Я не произношу ни звука, не говорю, что прекрасно знаю, где находится кабинет дяди и вполне могу дойти сама. Зачем? В этом доме свои правила и у меня нет ни малейшего желания нарушать их. Все равно совсем скоро двери особняка для меня навсегда закроются, какой смысл наводить смуту.

Лена коротко стучит по красному дереву, из-за чего глухое эхо поднимается до самого потолка и отзывается в воздухе приглушённым постукиванием.

– Войдите, – с той стороны доносится властный мужской голос.

Домработница покорно распахивает дверь и, замерев на пороге, коротко докладывает:

– К вам пришли. Племянница.

– Пригласи.

Чувствуя на себе его прицельный взгляд, я медленно прохожу вглубь супер современного кабинета.

Мой дядя величественно восседает за массивным дубовым столом – единственным свидетелем старины в новомодном дизайне комнаты.

Что только не делала тетя Наира, желая избавиться от этой "безвкусицы", но все напрасно.

Когда хотел, дядя мог быть поистине непреклонным. Жаль только свой характер он проявлял крайне редко, да и то лишь в таких незначительных и пустых моментах. В остальное же время мой дядя предпочитал делать вид, что ничего не замечает, абстрагировался и умывал руки, предоставив жене полный карт-бланш в вопросах воспитания и поддержания семейно чести.

– Садись, – коротко кивает на кресло напротив себя.

Я аккуратно отодвигаю его и сажусь на краешек. Сложив руки на коленях, спокойно встречаюсь с ним глазами.

Молчу. Мне нечего ему сказать.

Я думаю о том, как буду жить после, когда решу формальности и завершу эту страницу своей жизни.

Буквально вчера днём мы с Ксюшей ходили в университет.

Я написала заявление на академ, предварительно выслушав длинную поучительную речь ректора. Она из кожи вон лезла, чтобы уговорить меня остаться, не губить такие знания и пустить их в правильное профессиональное русло.

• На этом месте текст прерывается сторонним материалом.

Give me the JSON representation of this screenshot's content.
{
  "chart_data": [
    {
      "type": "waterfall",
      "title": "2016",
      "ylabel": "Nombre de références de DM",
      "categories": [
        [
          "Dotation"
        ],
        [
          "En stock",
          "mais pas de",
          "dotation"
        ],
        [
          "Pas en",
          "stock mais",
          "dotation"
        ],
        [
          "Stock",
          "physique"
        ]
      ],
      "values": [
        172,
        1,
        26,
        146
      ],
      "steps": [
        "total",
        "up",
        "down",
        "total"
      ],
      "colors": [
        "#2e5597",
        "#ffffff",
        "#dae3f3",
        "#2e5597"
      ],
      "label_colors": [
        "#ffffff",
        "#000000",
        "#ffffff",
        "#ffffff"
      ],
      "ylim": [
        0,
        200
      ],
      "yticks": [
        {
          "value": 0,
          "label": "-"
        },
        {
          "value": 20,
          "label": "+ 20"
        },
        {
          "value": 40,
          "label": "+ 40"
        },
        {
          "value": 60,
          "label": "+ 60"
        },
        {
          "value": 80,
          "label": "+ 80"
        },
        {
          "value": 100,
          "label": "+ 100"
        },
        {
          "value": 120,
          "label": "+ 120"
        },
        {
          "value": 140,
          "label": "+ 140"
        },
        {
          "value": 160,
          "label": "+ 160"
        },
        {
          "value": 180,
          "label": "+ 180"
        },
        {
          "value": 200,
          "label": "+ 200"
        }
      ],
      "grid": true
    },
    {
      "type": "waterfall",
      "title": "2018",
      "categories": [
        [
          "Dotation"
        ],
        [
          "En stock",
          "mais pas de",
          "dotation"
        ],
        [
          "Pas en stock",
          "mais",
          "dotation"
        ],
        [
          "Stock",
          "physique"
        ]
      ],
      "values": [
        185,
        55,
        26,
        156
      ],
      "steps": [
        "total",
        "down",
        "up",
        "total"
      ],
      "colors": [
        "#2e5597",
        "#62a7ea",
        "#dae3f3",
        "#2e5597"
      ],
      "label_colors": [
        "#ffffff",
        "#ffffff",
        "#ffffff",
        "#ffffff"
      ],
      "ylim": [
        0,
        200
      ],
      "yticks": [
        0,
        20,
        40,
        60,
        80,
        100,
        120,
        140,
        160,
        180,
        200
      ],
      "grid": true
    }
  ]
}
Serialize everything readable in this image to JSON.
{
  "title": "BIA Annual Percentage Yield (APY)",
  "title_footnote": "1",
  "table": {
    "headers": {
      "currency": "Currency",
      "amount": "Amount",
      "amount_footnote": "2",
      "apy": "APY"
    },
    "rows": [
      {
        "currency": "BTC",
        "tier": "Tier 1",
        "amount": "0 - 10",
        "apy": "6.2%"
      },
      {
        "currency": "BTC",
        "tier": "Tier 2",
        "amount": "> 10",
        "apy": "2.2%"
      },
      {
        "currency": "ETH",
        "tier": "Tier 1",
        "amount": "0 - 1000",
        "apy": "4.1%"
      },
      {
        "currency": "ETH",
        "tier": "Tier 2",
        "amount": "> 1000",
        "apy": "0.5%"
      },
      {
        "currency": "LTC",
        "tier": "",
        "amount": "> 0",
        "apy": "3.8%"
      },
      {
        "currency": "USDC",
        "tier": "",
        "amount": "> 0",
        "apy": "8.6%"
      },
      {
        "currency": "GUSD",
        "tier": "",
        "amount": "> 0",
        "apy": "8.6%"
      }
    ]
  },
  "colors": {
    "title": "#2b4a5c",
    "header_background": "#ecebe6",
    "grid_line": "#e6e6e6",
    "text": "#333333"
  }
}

Я не поддалась. Заверила ее, что ни за что не брошу учебу и не сверну с выбранного пути, я добилась таки ее подписи и с чистой совестью покинула стены своей Альма-матер.

Билеты на поезд я тоже уже купила. Они лежат в сумке и ждут своего часа. Совсем скоро я покину этот город, а вместе с ним и все, что причиняет мне боль...

– Как ты могла, Лиана? – вопрос дяди выдергивает меня из задумчивости. Я тяжело сглатываю и, пару раз моргнув, стоически выдерживаю пытку глазами. – Ты опозорила нашу семью, весь наш род. Ты чем думала, девочка?

Под его тяжёлым взглядом я чувствую, как внутри меня все холодеет.

Он не кричит на меня, не замахивается и не пугает своей силой. Напротив. Его отчужденность работает намного хуже.

Во мне тут же образуется мерзкая черная дыра, разрастается и расползается по телу, подобно раковой опухоли. Она поглощает свет, отравляет все самые светлые и нежные воспоминания, мои милые отдушины в этом царстве тьмы и безысходности.

Дядя ждёт моих объяснений, надеется услышать что-то вразумительное и достойное оправдания. Ещё один праведник на мою голову. Так и хочется закричать, чтобы на себя посмотрел, на семью свою оглянулся. По вашему я – единственное порочащее пятно на белоснежном полотне вашей репутации, самое грязное существо в округе? Лицемеры!

Поединок глазами длится несколько секунд, но даже этого достаточно, чтобы пробудеть во мне дух бунта и протеста. Вскинув голову и распрямив плечи, я начинаю говорить. Честно. Без тени страха или робости. Я говорю все то, что годами держала в своем сердце, разъедая гордость, уничтожая тот самый мамин характер, который так ненавидит моя тетушка.

– Чего ты ждешь, дядя? Хочешь, чтобы я оправдывалась? Слез моих хочешь или покорности? Так вот ты их не получишь! Никто из вас больше не заставит меня склонить голову. Я больше не та Лиана, которая видела в тебе Героя. Я больше не тот наивный ребенок, кого можно обмануть парой теплых слов и вынужденных объятий... кого можно подкупить пустыми обещаниями.

Он бледнеет.

Жесткое лицо бывшего налогового инспектора напоминает деревянную маску. Густые кустистые брови угрожающе висят над слегка затуманенными глазами.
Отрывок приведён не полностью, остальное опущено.